Australia remains largely an undiscovered country for many investors, particularly in the U.S. This means that investors may be missing out on great takeover plays like gold-rich Newcrest Mining Ltd. It also means that if these stocks do start to slip, the action could heat up very fast. And eventually they're going to trade at much higher prices.
In late October Newcrest told shareholders to "expect a period of strong dividend growth," thanks to still high gold prices and the winding down of a multi-year capital spending program to expand output.
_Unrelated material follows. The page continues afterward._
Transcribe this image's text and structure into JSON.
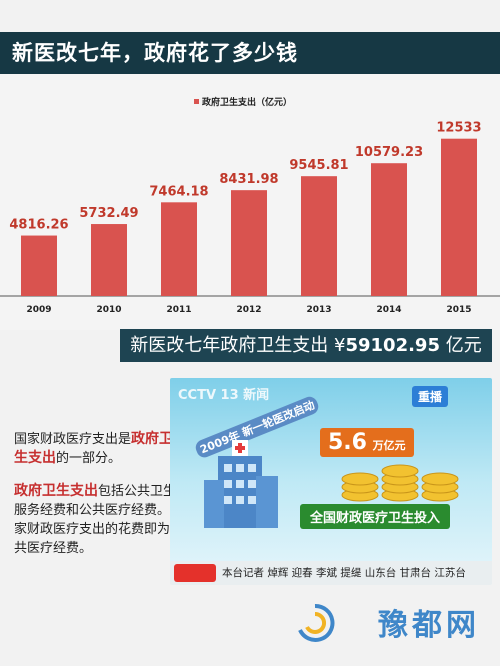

Rising free cash flow fueled by rising production from already expanded mines would also be a major attraction for a would be acquirer, particularly if Newcrest can deliver on plans for its Lihir mine in Papua, New Guinea. Newcrest one of the cheapest major gold mining companies in the world.
Equally, Oil Search offers investors a low-cost way to play the coming explosion of liquefied natural gas (LNG) exports from offshore Australian wells. The bloom has come off the rose somewhat in this sector in November, as Exxon Mobil Corp (XOM) stated the cost of its PNG LNG project would be 21 percent higher due to a stronger Australian dollar and construction delays.
Exxon and its partners Oil Search and Santos Ltd (OTCPK:STOSF) announced they would nonetheless boost projected production by another 5 percent. The project is 70 percent complete and slated to begin sales of LNG in 2014.
As for Oil Search, the stock is now roughly 15 percent below where it was a month ago. One possibility if it stays that low is a buyout of the company by one of its partners in Papua New Guinea, for which it would be a true minnow with a market capitalization of barely AUD9 billion.
Disclosure: I have no positions in any stocks mentioned, and no plans to initiate any positions within the next 72 hours. I wrote this article myself, and it expresses my own opinions. I am not receiving compensation for it. I have no business relationship with any company whose stock is mentioned in this article.